Environmental science is another field that is driving the addition of new capabilities to the SRB. Environmental researchers are taking advantage of new sensor technologies to gather a wide range of data about the world, often as real-time data streams. But this growing volume of sensor data poses a major challenge for scientists trying to gather, manage, and analyze this information. To overcome this problem, the SRB team is collaborating with the Real-time Observatories, Applications, and Data management Network project, or ROADNet, which collects seismic, oceanographic, and other types of environmental data in Southern California. The SRB team has extended the SRB to handle two real-time data resources used in many seismic sensor networks. Built by Boulder Real Time Technologies, Inc., the first is an object ring buffer system called the Antelope Real Time System, which provides real-time acquisition, transport, buffering, processing, archiving, and distribution of environmental monitoring information. The second resource is a companion database called Datascope, designed for real-time data. By supporting access to these resources, the new version of the SRB lets scientists gather packet-based data streams from multiple sensor networks, advancing environmental science.

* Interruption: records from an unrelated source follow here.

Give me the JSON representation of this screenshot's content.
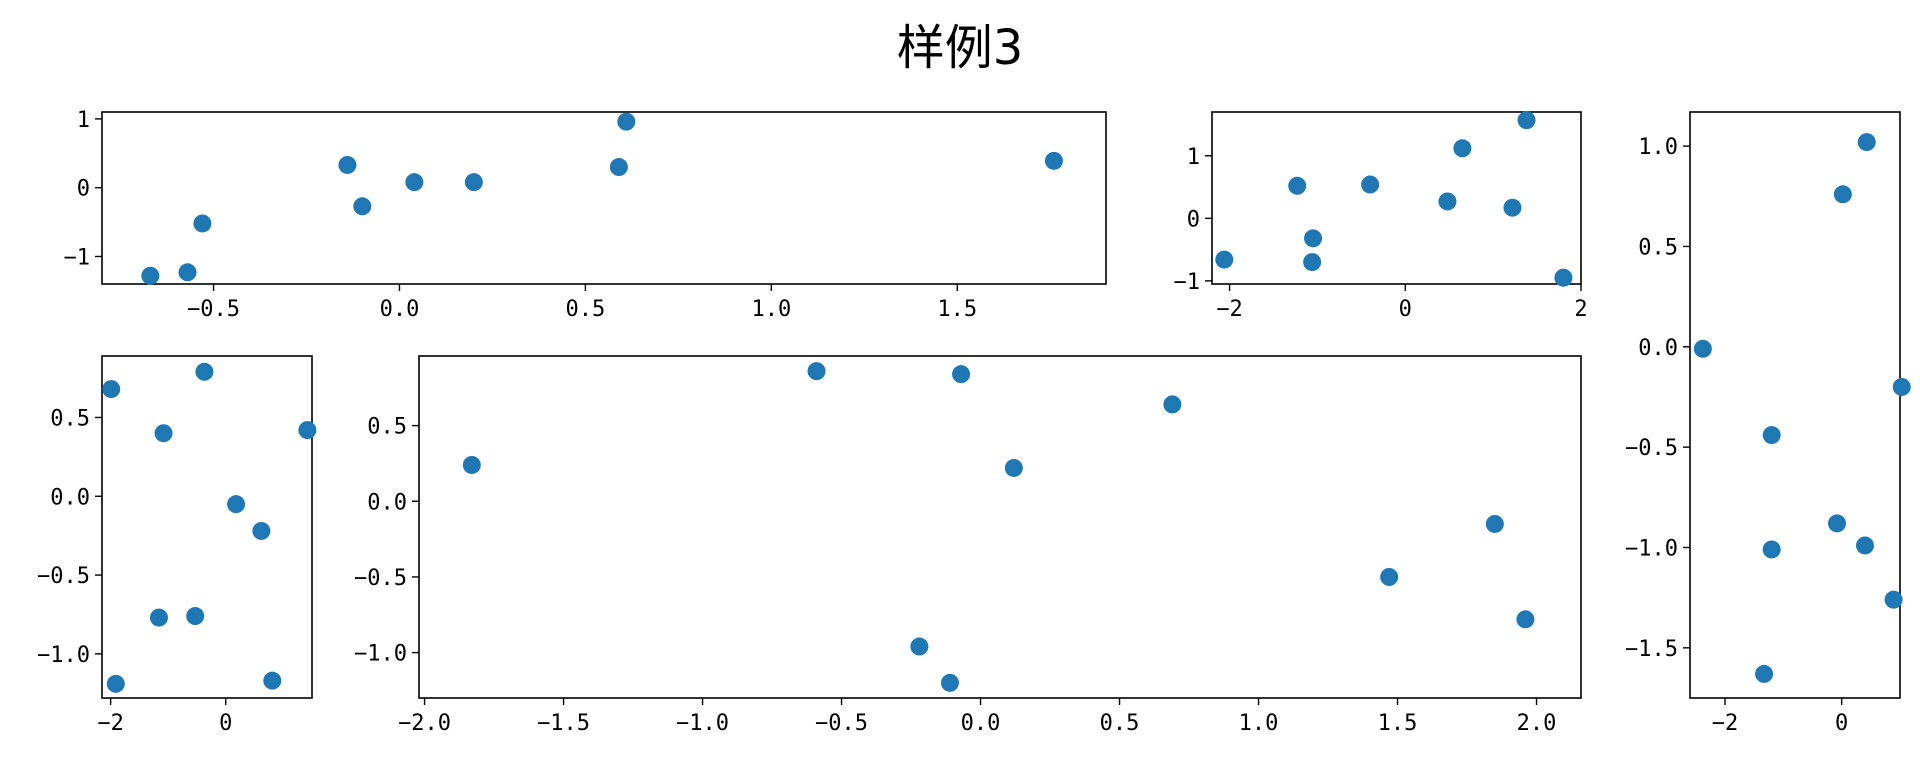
{
  "figure": {
    "title": "样例3"
  },
  "chart_data": [
    {
      "type": "scatter",
      "title": "",
      "xlabel": "",
      "ylabel": "",
      "color": "#1f77b4",
      "xlim": [
        -0.8,
        1.9
      ],
      "ylim": [
        -1.4,
        1.1
      ],
      "xticks": [
        -0.5,
        0.0,
        0.5,
        1.0,
        1.5
      ],
      "xtick_labels": [
        "-0.5",
        "0.0",
        "0.5",
        "1.0",
        "1.5"
      ],
      "yticks": [
        1,
        0,
        -1
      ],
      "ytick_labels": [
        "1",
        "0",
        "-1"
      ],
      "x": [
        -0.67,
        -0.57,
        -0.53,
        -0.14,
        -0.1,
        0.04,
        0.2,
        0.59,
        0.61,
        1.76
      ],
      "y": [
        -1.28,
        -1.23,
        -0.52,
        0.33,
        -0.27,
        0.08,
        0.08,
        0.3,
        0.96,
        0.39
      ]
    },
    {
      "type": "scatter",
      "title": "",
      "xlabel": "",
      "ylabel": "",
      "color": "#1f77b4",
      "xlim": [
        -2.2,
        2.0
      ],
      "ylim": [
        -1.05,
        1.7
      ],
      "xticks": [
        -2,
        0,
        2
      ],
      "xtick_labels": [
        "-2",
        "0",
        "2"
      ],
      "yticks": [
        1,
        0,
        -1
      ],
      "ytick_labels": [
        "1",
        "0",
        "-1"
      ],
      "x": [
        -2.06,
        -1.23,
        -1.05,
        -1.06,
        -0.4,
        0.48,
        0.65,
        1.22,
        1.38,
        1.8
      ],
      "y": [
        -0.66,
        0.52,
        -0.32,
        -0.7,
        0.54,
        0.27,
        1.12,
        0.17,
        1.57,
        -0.95
      ]
    },
    {
      "type": "scatter",
      "title": "",
      "xlabel": "",
      "ylabel": "",
      "color": "#1f77b4",
      "xlim": [
        -2.6,
        1.0
      ],
      "ylim": [
        -1.75,
        1.17
      ],
      "xticks": [
        -2,
        0
      ],
      "xtick_labels": [
        "-2",
        "0"
      ],
      "yticks": [
        1.0,
        0.5,
        0.0,
        -0.5,
        -1.0,
        -1.5
      ],
      "ytick_labels": [
        "1.0",
        "0.5",
        "0.0",
        "-0.5",
        "-1.0",
        "-1.5"
      ],
      "x": [
        -2.38,
        0.43,
        0.02,
        1.03,
        -1.2,
        -0.08,
        0.4,
        -1.2,
        0.89,
        -1.33
      ],
      "y": [
        -0.01,
        1.02,
        0.76,
        -0.2,
        -0.44,
        -0.88,
        -0.99,
        -1.01,
        -1.26,
        -1.63
      ]
    },
    {
      "type": "scatter",
      "title": "",
      "xlabel": "",
      "ylabel": "",
      "color": "#1f77b4",
      "xlim": [
        -2.15,
        1.5
      ],
      "ylim": [
        -1.28,
        0.89
      ],
      "xticks": [
        -2,
        0
      ],
      "xtick_labels": [
        "-2",
        "0"
      ],
      "yticks": [
        0.5,
        0.0,
        -0.5,
        -1.0
      ],
      "ytick_labels": [
        "0.5",
        "0.0",
        "-0.5",
        "-1.0"
      ],
      "x": [
        -1.99,
        -0.37,
        -1.08,
        1.42,
        0.18,
        0.62,
        -1.16,
        -0.53,
        0.81,
        -1.91
      ],
      "y": [
        0.68,
        0.79,
        0.4,
        0.42,
        -0.05,
        -0.22,
        -0.77,
        -0.76,
        -1.17,
        -1.19
      ]
    },
    {
      "type": "scatter",
      "title": "",
      "xlabel": "",
      "ylabel": "",
      "color": "#1f77b4",
      "xlim": [
        -2.02,
        2.16
      ],
      "ylim": [
        -1.3,
        0.96
      ],
      "xticks": [
        -2.0,
        -1.5,
        -1.0,
        -0.5,
        0.0,
        0.5,
        1.0,
        1.5,
        2.0
      ],
      "xtick_labels": [
        "-2.0",
        "-1.5",
        "-1.0",
        "-0.5",
        "0.0",
        "0.5",
        "1.0",
        "1.5",
        "2.0"
      ],
      "yticks": [
        0.5,
        0.0,
        -0.5,
        -1.0
      ],
      "ytick_labels": [
        "0.5",
        "0.0",
        "-0.5",
        "-1.0"
      ],
      "x": [
        -1.83,
        -0.59,
        -0.07,
        0.12,
        0.69,
        -0.22,
        -0.11,
        1.47,
        1.85,
        1.96
      ],
      "y": [
        0.24,
        0.86,
        0.84,
        0.22,
        0.64,
        -0.96,
        -1.2,
        -0.5,
        -0.15,
        -0.78
      ]
    }
  ]
}
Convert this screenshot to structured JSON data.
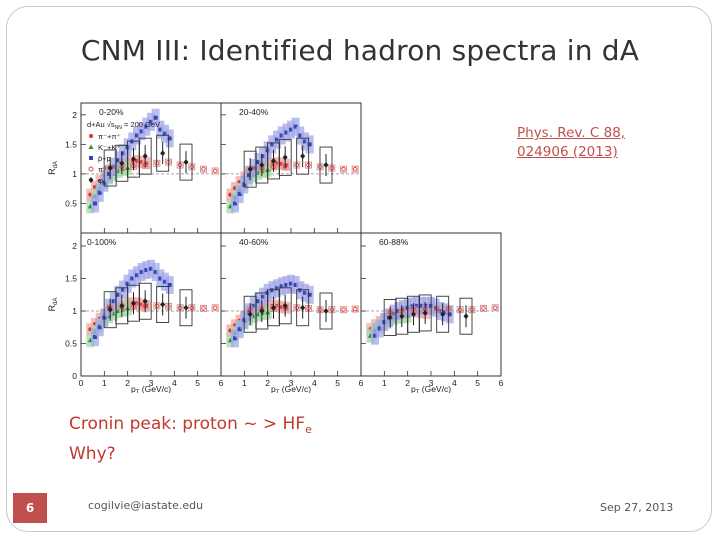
{
  "slide": {
    "title": "CNM III:  Identified hadron spectra in dA",
    "reference": [
      "Phys. Rev. C 88,",
      "024906 (2013)"
    ],
    "caption_line1_prefix": "Cronin peak: proton ~ > HF",
    "caption_line1_sub": "e",
    "caption_line2": "Why?",
    "page_number": "6",
    "email": "cogilvie@iastate.edu",
    "date": "Sep 27, 2013"
  },
  "figure": {
    "y_axis_label": "R",
    "y_axis_label_sub": "dA",
    "x_axis_label": "p",
    "x_axis_label_sub": "T",
    "x_axis_unit": "(GeV/c)",
    "y_ticks": [
      "0",
      "0.5",
      "1",
      "1.5",
      "2"
    ],
    "x_ticks": [
      "0",
      "1",
      "2",
      "3",
      "4",
      "5",
      "6"
    ],
    "panels": [
      "0-20%",
      "20-40%",
      "0-100%",
      "40-60%",
      "60-88%"
    ],
    "system_label": "d+Au",
    "energy_label": "√s",
    "energy_sub": "NN",
    "energy_value": "= 200 GeV",
    "legend": [
      "π⁻+π⁺",
      "K⁻+K⁺",
      "p̄+p",
      "π⁰",
      "φ"
    ],
    "colors": {
      "pion": "#e03030",
      "kaon": "#2e8b3a",
      "proton": "#3545b5",
      "pi0": "#e23d3d",
      "phi": "#222222",
      "pion_band": "#f3a9a9",
      "kaon_band": "#a8dba8",
      "proton_band": "#a3a8e8",
      "pi0_box": "#d48a8a",
      "accent": "#c0504d"
    }
  },
  "chart_data": {
    "type": "scatter",
    "xlabel": "pT (GeV/c)",
    "ylabel": "RdA",
    "xlim": [
      0,
      6
    ],
    "ylim": [
      0,
      2.2
    ],
    "panels": [
      {
        "name": "0-20%",
        "series": [
          {
            "name": "π⁻+π⁺",
            "x": [
              0.4,
              0.6,
              0.8,
              1.0,
              1.2,
              1.4,
              1.6,
              1.8,
              2.0,
              2.2,
              2.4,
              2.6,
              2.8
            ],
            "values": [
              0.65,
              0.78,
              0.88,
              0.96,
              1.02,
              1.07,
              1.12,
              1.15,
              1.18,
              1.2,
              1.22,
              1.2,
              1.18
            ]
          },
          {
            "name": "K⁻+K⁺",
            "x": [
              0.4,
              0.6,
              0.8,
              1.0,
              1.2,
              1.4,
              1.6,
              1.8,
              2.0
            ],
            "values": [
              0.45,
              0.62,
              0.75,
              0.86,
              0.94,
              1.0,
              1.05,
              1.08,
              1.1
            ]
          },
          {
            "name": "p̄+p",
            "x": [
              0.6,
              0.8,
              1.0,
              1.2,
              1.4,
              1.6,
              1.8,
              2.0,
              2.2,
              2.4,
              2.6,
              2.8,
              3.0,
              3.2,
              3.4,
              3.6,
              3.8
            ],
            "values": [
              0.5,
              0.68,
              0.85,
              1.0,
              1.12,
              1.23,
              1.35,
              1.45,
              1.55,
              1.65,
              1.72,
              1.8,
              1.88,
              1.95,
              1.75,
              1.68,
              1.6
            ]
          },
          {
            "name": "π⁰",
            "x": [
              1.25,
              1.75,
              2.25,
              2.75,
              3.25,
              3.75,
              4.25,
              4.75,
              5.25,
              5.75
            ],
            "values": [
              1.1,
              1.12,
              1.13,
              1.15,
              1.18,
              1.2,
              1.15,
              1.12,
              1.08,
              1.05
            ]
          },
          {
            "name": "φ",
            "x": [
              1.25,
              1.75,
              2.25,
              2.75,
              3.5,
              4.5
            ],
            "values": [
              1.1,
              1.18,
              1.25,
              1.3,
              1.35,
              1.2
            ]
          }
        ]
      },
      {
        "name": "20-40%",
        "series": [
          {
            "name": "π⁻+π⁺",
            "x": [
              0.4,
              0.6,
              0.8,
              1.0,
              1.2,
              1.4,
              1.6,
              1.8,
              2.0,
              2.2,
              2.4,
              2.6,
              2.8
            ],
            "values": [
              0.65,
              0.76,
              0.86,
              0.94,
              1.0,
              1.05,
              1.08,
              1.12,
              1.15,
              1.17,
              1.18,
              1.17,
              1.15
            ]
          },
          {
            "name": "K⁻+K⁺",
            "x": [
              0.4,
              0.6,
              0.8,
              1.0,
              1.2,
              1.4,
              1.6,
              1.8,
              2.0
            ],
            "values": [
              0.45,
              0.6,
              0.73,
              0.84,
              0.92,
              0.98,
              1.02,
              1.05,
              1.07
            ]
          },
          {
            "name": "p̄+p",
            "x": [
              0.6,
              0.8,
              1.0,
              1.2,
              1.4,
              1.6,
              1.8,
              2.0,
              2.2,
              2.4,
              2.6,
              2.8,
              3.0,
              3.2,
              3.4,
              3.6,
              3.8
            ],
            "values": [
              0.5,
              0.66,
              0.82,
              0.98,
              1.1,
              1.2,
              1.3,
              1.4,
              1.5,
              1.58,
              1.65,
              1.7,
              1.75,
              1.8,
              1.65,
              1.55,
              1.5
            ]
          },
          {
            "name": "π⁰",
            "x": [
              1.25,
              1.75,
              2.25,
              2.75,
              3.25,
              3.75,
              4.25,
              4.75,
              5.25,
              5.75
            ],
            "values": [
              1.08,
              1.1,
              1.12,
              1.13,
              1.15,
              1.15,
              1.12,
              1.1,
              1.08,
              1.08
            ]
          },
          {
            "name": "φ",
            "x": [
              1.25,
              1.75,
              2.25,
              2.75,
              3.5,
              4.5
            ],
            "values": [
              1.08,
              1.15,
              1.22,
              1.28,
              1.3,
              1.15
            ]
          }
        ]
      },
      {
        "name": "0-100%",
        "series": [
          {
            "name": "π⁻+π⁺",
            "x": [
              0.4,
              0.6,
              0.8,
              1.0,
              1.2,
              1.4,
              1.6,
              1.8,
              2.0,
              2.2,
              2.4,
              2.6,
              2.8
            ],
            "values": [
              0.72,
              0.8,
              0.88,
              0.93,
              0.98,
              1.02,
              1.05,
              1.08,
              1.1,
              1.12,
              1.12,
              1.1,
              1.08
            ]
          },
          {
            "name": "K⁻+K⁺",
            "x": [
              0.4,
              0.6,
              0.8,
              1.0,
              1.2,
              1.4,
              1.6,
              1.8,
              2.0
            ],
            "values": [
              0.55,
              0.68,
              0.78,
              0.86,
              0.92,
              0.96,
              1.0,
              1.02,
              1.04
            ]
          },
          {
            "name": "p̄+p",
            "x": [
              0.6,
              0.8,
              1.0,
              1.2,
              1.4,
              1.6,
              1.8,
              2.0,
              2.2,
              2.4,
              2.6,
              2.8,
              3.0,
              3.2,
              3.4,
              3.6,
              3.8
            ],
            "values": [
              0.6,
              0.75,
              0.9,
              1.05,
              1.15,
              1.25,
              1.33,
              1.42,
              1.5,
              1.55,
              1.6,
              1.63,
              1.65,
              1.6,
              1.5,
              1.45,
              1.4
            ]
          },
          {
            "name": "π⁰",
            "x": [
              1.25,
              1.75,
              2.25,
              2.75,
              3.25,
              3.75,
              4.25,
              4.75,
              5.25,
              5.75
            ],
            "values": [
              1.05,
              1.06,
              1.07,
              1.08,
              1.08,
              1.07,
              1.05,
              1.05,
              1.04,
              1.05
            ]
          },
          {
            "name": "φ",
            "x": [
              1.25,
              1.75,
              2.25,
              2.75,
              3.5,
              4.5
            ],
            "values": [
              1.02,
              1.08,
              1.12,
              1.15,
              1.1,
              1.05
            ]
          }
        ]
      },
      {
        "name": "40-60%",
        "series": [
          {
            "name": "π⁻+π⁺",
            "x": [
              0.4,
              0.6,
              0.8,
              1.0,
              1.2,
              1.4,
              1.6,
              1.8,
              2.0,
              2.2,
              2.4,
              2.6,
              2.8
            ],
            "values": [
              0.7,
              0.78,
              0.85,
              0.9,
              0.95,
              0.98,
              1.02,
              1.05,
              1.07,
              1.08,
              1.08,
              1.06,
              1.05
            ]
          },
          {
            "name": "K⁻+K⁺",
            "x": [
              0.4,
              0.6,
              0.8,
              1.0,
              1.2,
              1.4,
              1.6,
              1.8,
              2.0
            ],
            "values": [
              0.55,
              0.66,
              0.75,
              0.83,
              0.88,
              0.92,
              0.95,
              0.97,
              0.98
            ]
          },
          {
            "name": "p̄+p",
            "x": [
              0.6,
              0.8,
              1.0,
              1.2,
              1.4,
              1.6,
              1.8,
              2.0,
              2.2,
              2.4,
              2.6,
              2.8,
              3.0,
              3.2,
              3.4,
              3.6,
              3.8
            ],
            "values": [
              0.58,
              0.72,
              0.86,
              0.98,
              1.08,
              1.15,
              1.22,
              1.28,
              1.32,
              1.35,
              1.38,
              1.4,
              1.42,
              1.4,
              1.32,
              1.28,
              1.25
            ]
          },
          {
            "name": "π⁰",
            "x": [
              1.25,
              1.75,
              2.25,
              2.75,
              3.25,
              3.75,
              4.25,
              4.75,
              5.25,
              5.75
            ],
            "values": [
              1.02,
              1.03,
              1.04,
              1.05,
              1.05,
              1.04,
              1.02,
              1.02,
              1.02,
              1.03
            ]
          },
          {
            "name": "φ",
            "x": [
              1.25,
              1.75,
              2.25,
              2.75,
              3.5,
              4.5
            ],
            "values": [
              0.95,
              1.0,
              1.05,
              1.08,
              1.05,
              1.0
            ]
          }
        ]
      },
      {
        "name": "60-88%",
        "series": [
          {
            "name": "π⁻+π⁺",
            "x": [
              0.4,
              0.6,
              0.8,
              1.0,
              1.2,
              1.4,
              1.6,
              1.8,
              2.0,
              2.2,
              2.4,
              2.6,
              2.8
            ],
            "values": [
              0.72,
              0.78,
              0.83,
              0.88,
              0.91,
              0.94,
              0.96,
              0.98,
              1.0,
              1.0,
              0.99,
              0.98,
              0.97
            ]
          },
          {
            "name": "K⁻+K⁺",
            "x": [
              0.4,
              0.6,
              0.8,
              1.0,
              1.2,
              1.4,
              1.6,
              1.8,
              2.0
            ],
            "values": [
              0.62,
              0.7,
              0.77,
              0.82,
              0.86,
              0.89,
              0.91,
              0.92,
              0.93
            ]
          },
          {
            "name": "p̄+p",
            "x": [
              0.6,
              0.8,
              1.0,
              1.2,
              1.4,
              1.6,
              1.8,
              2.0,
              2.2,
              2.4,
              2.6,
              2.8,
              3.0,
              3.2,
              3.4,
              3.6,
              3.8
            ],
            "values": [
              0.62,
              0.73,
              0.83,
              0.9,
              0.96,
              1.0,
              1.03,
              1.05,
              1.07,
              1.08,
              1.08,
              1.08,
              1.08,
              1.05,
              1.0,
              0.98,
              0.95
            ]
          },
          {
            "name": "π⁰",
            "x": [
              1.25,
              1.75,
              2.25,
              2.75,
              3.25,
              3.75,
              4.25,
              4.75,
              5.25,
              5.75
            ],
            "values": [
              0.98,
              1.0,
              1.02,
              1.03,
              1.03,
              1.03,
              1.02,
              1.02,
              1.04,
              1.05
            ]
          },
          {
            "name": "φ",
            "x": [
              1.25,
              1.75,
              2.25,
              2.75,
              3.5,
              4.5
            ],
            "values": [
              0.9,
              0.92,
              0.95,
              0.97,
              0.95,
              0.92
            ]
          }
        ]
      }
    ]
  }
}
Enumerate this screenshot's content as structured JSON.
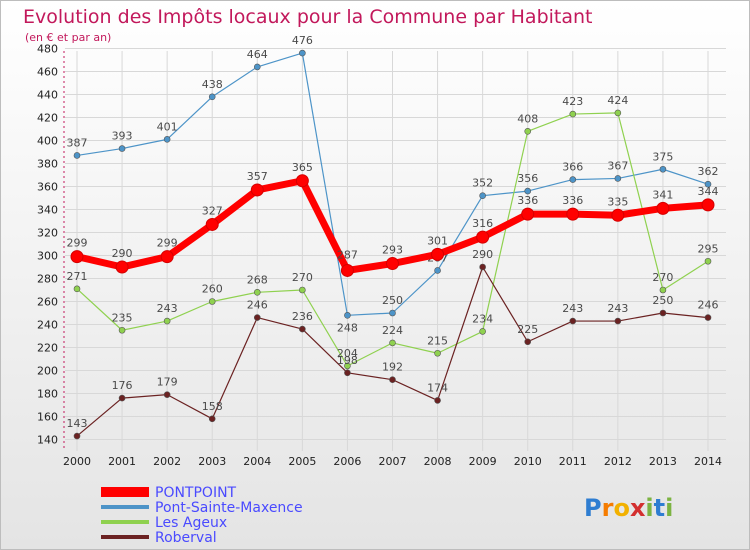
{
  "chart_data": {
    "type": "line",
    "title": "Evolution des Impôts locaux pour la Commune par Habitant",
    "subtitle": "(en € et par an)",
    "xlabel": "",
    "ylabel": "",
    "x": [
      "2000",
      "2001",
      "2002",
      "2003",
      "2004",
      "2005",
      "2006",
      "2007",
      "2008",
      "2009",
      "2010",
      "2011",
      "2012",
      "2013",
      "2014"
    ],
    "ylim": [
      130,
      490
    ],
    "yticks": [
      140,
      160,
      180,
      200,
      220,
      240,
      260,
      280,
      300,
      320,
      340,
      360,
      380,
      400,
      420,
      440,
      460,
      480
    ],
    "grid": true,
    "legend_position": "bottom-left",
    "series": [
      {
        "name": "Pont-Sainte-Maxence",
        "color": "#4d94c8",
        "values": [
          387,
          393,
          401,
          438,
          464,
          476,
          248,
          250,
          287,
          352,
          356,
          366,
          367,
          375,
          362
        ]
      },
      {
        "name": "Les Ageux",
        "color": "#8fd14f",
        "values": [
          271,
          235,
          243,
          260,
          268,
          270,
          204,
          224,
          215,
          234,
          408,
          423,
          424,
          270,
          295
        ]
      },
      {
        "name": "Roberval",
        "color": "#6b2222",
        "values": [
          143,
          176,
          179,
          158,
          246,
          236,
          198,
          192,
          174,
          290,
          225,
          243,
          243,
          250,
          246
        ]
      },
      {
        "name": "PONTPOINT",
        "color": "#ff0000",
        "values": [
          299,
          290,
          299,
          327,
          357,
          365,
          287,
          293,
          301,
          316,
          336,
          336,
          335,
          341,
          344
        ]
      }
    ]
  },
  "logo": {
    "text": "Proxiti"
  }
}
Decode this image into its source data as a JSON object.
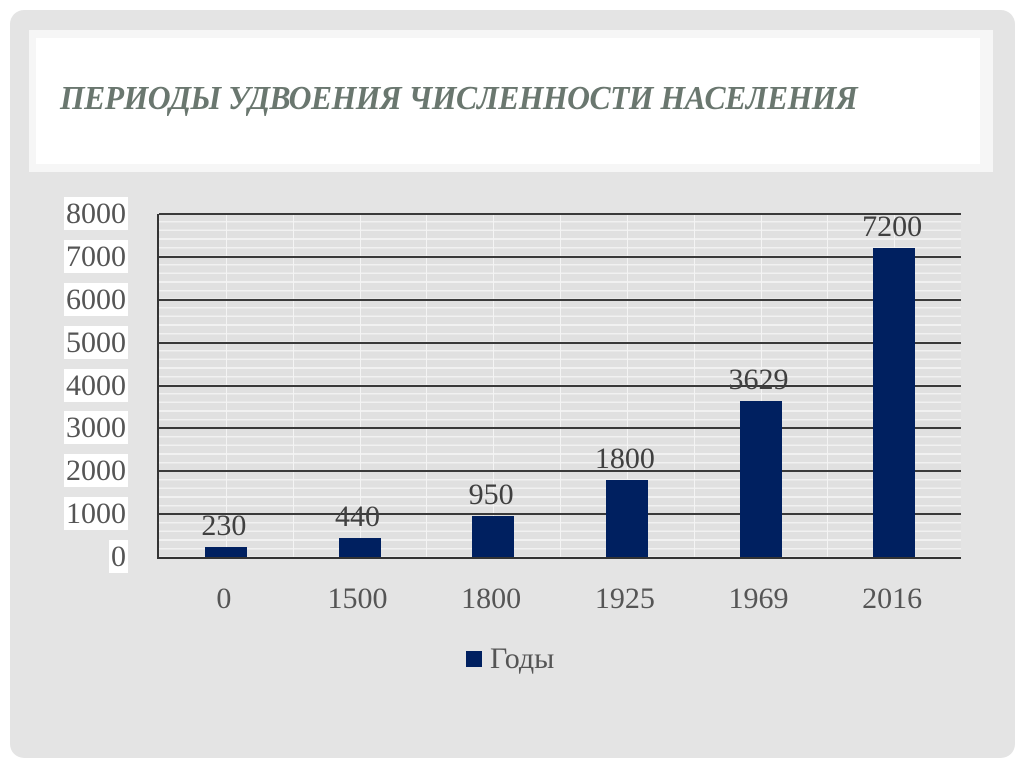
{
  "slide": {
    "title": "ПЕРИОДЫ УДВОЕНИЯ ЧИСЛЕННОСТИ НАСЕЛЕНИЯ"
  },
  "chart_data": {
    "type": "bar",
    "title": "ПЕРИОДЫ УДВОЕНИЯ ЧИСЛЕННОСТИ НАСЕЛЕНИЯ",
    "categories": [
      "0",
      "1500",
      "1800",
      "1925",
      "1969",
      "2016"
    ],
    "series": [
      {
        "name": "Годы",
        "values": [
          230,
          440,
          950,
          1800,
          3629,
          7200
        ],
        "color": "#002060"
      }
    ],
    "data_labels": [
      "230",
      "440",
      "950",
      "1800",
      "3629",
      "7200"
    ],
    "xlabel": "",
    "ylabel": "",
    "ylim": [
      0,
      8000
    ],
    "yticks": [
      "0",
      "1000",
      "2000",
      "3000",
      "4000",
      "5000",
      "6000",
      "7000",
      "8000"
    ],
    "grid": true,
    "legend": {
      "position": "bottom",
      "entries": [
        "Годы"
      ]
    }
  }
}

SDSC SRB is supported on a wide variety of systems. The MCAT Metadata Catalog runs on Oracle, IBM DB2, Sybase, Informix, MySQL, and Postgres databases. The SRB Server runs on Microsoft Windows NT, 2000,and XP, as well as most UNIX platforms, including Linux, IRIX, AIX, HP Tru64, and Mac OSX. The SRB Server supports data in file systems, tape stores such as the High Performance Storage System (HPSS), and databases. In addition to UNIX clients, additional application program interfaces include C and C++ library calls, Shell commands, Perl and Python load libraries, dynamic load libraries for Windows, Open Archives Interface, WSDL, and Java classes. Interactive browser interfaces include the Windows graphical user interface, inQ, and the Web interface, MySRB.

The SRB team, led by Reagan Moore and Arcot Rajasekar, includes chief architect Michael Wan, senior developer Wayne Schroeder, data grid application specialist George Kremenek, SRB administrator Sheau-Yen Chen, and data grid developers Charles Cowart, Lucas Gilbert, Arun Jagatheesan, Sifang Lu, Roman Olschanowsky, Antoine de Torcy, Tim Warnock, and Bing Zhu.